L’Italie et la France sont deux pays voisins, et pourtant, ont deux cultures féministes profondément différentes. Alors comment, deux pays si proches, ayant mené les mêmes combats féministes, aux mêmes périodes, peuvent-ils avoir deux approches théoriques si différentes ? Malgré leurs diversités, les influences entre les deux féminismes sont flagrantes : des figures françaises comme Gisèle Halimi, Antoinette Fouque ou Monique Wittig, pour n’en citer que quelques-unes, sont au cœur du féminisme italien.

 

Dans une série de trois articles, retour sur l’histoire du féminisme italien.

 

La politisation des premiers mouvements féministes

Le militantisme féminisme italien se caractérise par sa politisation, les premiers mouvements sont indissociables des partis politiques au pouvoir. C’est une particularité italienne que l’on ne retrouve pas en France.
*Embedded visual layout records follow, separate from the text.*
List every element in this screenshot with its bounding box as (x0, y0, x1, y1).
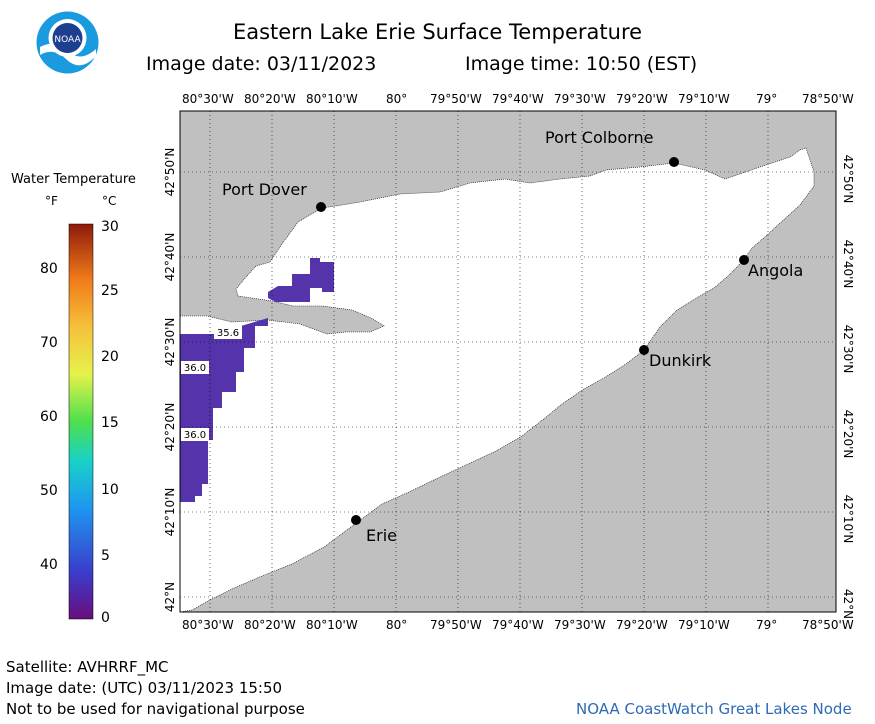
lon-top-4: 80° (386, 92, 408, 106)
lake-water (179, 147, 815, 613)
footer-utc-date: Image date: (UTC) 03/11/2023 15:50 (6, 679, 283, 697)
lon-top-10: 79° (756, 92, 778, 106)
graticule (180, 111, 836, 612)
c-tick-30: 30 (101, 219, 119, 235)
c-tick-0: 0 (101, 610, 110, 626)
label-port-dover: Port Dover (222, 180, 307, 199)
lat-left-1: 42°50'N (163, 147, 177, 197)
lon-bottom-9: 79°10'W (678, 618, 730, 632)
angola-marker (739, 255, 749, 265)
c-tick-15: 15 (101, 415, 119, 431)
lon-top-5: 79°50'W (430, 92, 482, 106)
lon-bottom-7: 79°30'W (554, 618, 606, 632)
map-frame (179, 110, 837, 613)
label-port-colborne: Port Colborne (545, 128, 654, 147)
dunkirk-marker (639, 345, 649, 355)
lon-top-2: 80°20'W (244, 92, 296, 106)
label-erie: Erie (366, 526, 397, 545)
lon-bottom-5: 79°50'W (430, 618, 482, 632)
lat-left-5: 42°10'N (163, 487, 177, 537)
lon-bottom-11: 78°50'W (802, 618, 854, 632)
lon-top-9: 79°10'W (678, 92, 730, 106)
footer-satellite: Satellite: AVHRRF_MC (6, 658, 169, 676)
lon-top-8: 79°20'W (616, 92, 668, 106)
lat-left-4: 42°20'N (163, 402, 177, 452)
label-angola: Angola (748, 261, 804, 280)
f-tick-60: 60 (40, 409, 58, 425)
lat-left-3: 42°30'N (163, 317, 177, 367)
lon-bottom-10: 79° (756, 618, 778, 632)
lon-top-11: 78°50'W (802, 92, 854, 106)
lat-right-2: 42°40'N (841, 239, 855, 289)
lat-right-1: 42°50'N (841, 154, 855, 204)
lon-top-6: 79°40'W (492, 92, 544, 106)
legend-title: Water Temperature (11, 172, 136, 187)
lon-bottom-4: 80° (386, 618, 408, 632)
map-title: Eastern Lake Erie Surface Temperature (232, 20, 643, 44)
lon-bottom-8: 79°20'W (616, 618, 668, 632)
port-colborne-marker (669, 157, 679, 167)
color-scale-bar (68, 223, 94, 620)
lat-left-6: 42°N (163, 581, 177, 613)
lat-right-3: 42°30'N (841, 324, 855, 374)
legend-unit-f: °F (45, 194, 58, 208)
c-tick-20: 20 (101, 349, 119, 365)
f-tick-70: 70 (40, 335, 58, 351)
lon-top-1: 80°30'W (182, 92, 234, 106)
noaa-logo-text: NOAA (54, 35, 81, 45)
image-time: Image time: 10:50 (EST) (465, 53, 698, 75)
lon-top-3: 80°10'W (306, 92, 358, 106)
f-tick-80: 80 (40, 261, 58, 277)
reading-36-0-a: 36.0 (184, 363, 206, 374)
f-tick-40: 40 (40, 557, 58, 573)
temperature-readings: 35.6 36.0 36.0 (181, 326, 242, 441)
lon-bottom-3: 80°10'W (306, 618, 358, 632)
port-dover-marker (316, 202, 326, 212)
noaa-logo: NOAA (36, 11, 99, 74)
lon-bottom-2: 80°20'W (244, 618, 296, 632)
reading-35-6: 35.6 (217, 328, 239, 339)
reading-36-0-b: 36.0 (184, 430, 206, 441)
image-date: Image date: 03/11/2023 (146, 53, 377, 75)
city-markers (316, 157, 749, 525)
footer-credit: NOAA CoastWatch Great Lakes Node (576, 700, 852, 718)
c-tick-10: 10 (101, 482, 119, 498)
lat-right-5: 42°10'N (841, 494, 855, 544)
footer-disclaimer: Not to be used for navigational purpose (6, 700, 305, 718)
f-tick-50: 50 (40, 483, 58, 499)
lon-top-7: 79°30'W (554, 92, 606, 106)
lat-right-4: 42°20'N (841, 409, 855, 459)
lon-bottom-1: 80°30'W (182, 618, 234, 632)
c-tick-5: 5 (101, 548, 110, 564)
lon-bottom-6: 79°40'W (492, 618, 544, 632)
lat-left-2: 42°40'N (163, 232, 177, 282)
lat-right-6: 42°N (841, 588, 855, 620)
erie-marker (351, 515, 361, 525)
legend-unit-c: °C (102, 194, 117, 208)
c-tick-25: 25 (101, 283, 119, 299)
label-dunkirk: Dunkirk (649, 351, 712, 370)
Le Parti Communiste italien était le parti communiste le plus puissant de toute l’Europe. Il a organisé et planifié la Résistance lors de la Seconde Guerre mondiale. Au sortir de la guerre, les femmes résistances, se constituent dans un mouvement : l’Unione delle Donne Italiane. En 1947, la communiste Maria Maddalena Rossi prend la tête du mouvement. L’UDI est le premier mouvement féministe de masse. Il suit les directives du PCI et est, à ce titre, beaucoup critiqué. Si certaines féministes italiennes actuelles remettent en cause la théorie féministe du mouvement, l’UDI a quand même réussi à faire déplacer des foules. Il a modifié le sens du collectif. Des années 1950 aux années 1970, les femmes italiennes prennent conscience des inégalités et revendiquent leurs droits. Rome et Naples voient des milliers de femmes défiler dans leurs rues.

Les premières scissions avec les partis politiques arrivent dans les années 1970, lors des campagnes en faveur du divorce et de l’avortement. Sur cette dernière question, le positionnement du PCI est peu clair. En 1975, lors d’une manifestation historique en faveur de l’avortement, ayant réuni plus de 50 000 femmes dans les rues de Rome, des pancartes affichent « Je suis du PCI et je suis pourtant là ».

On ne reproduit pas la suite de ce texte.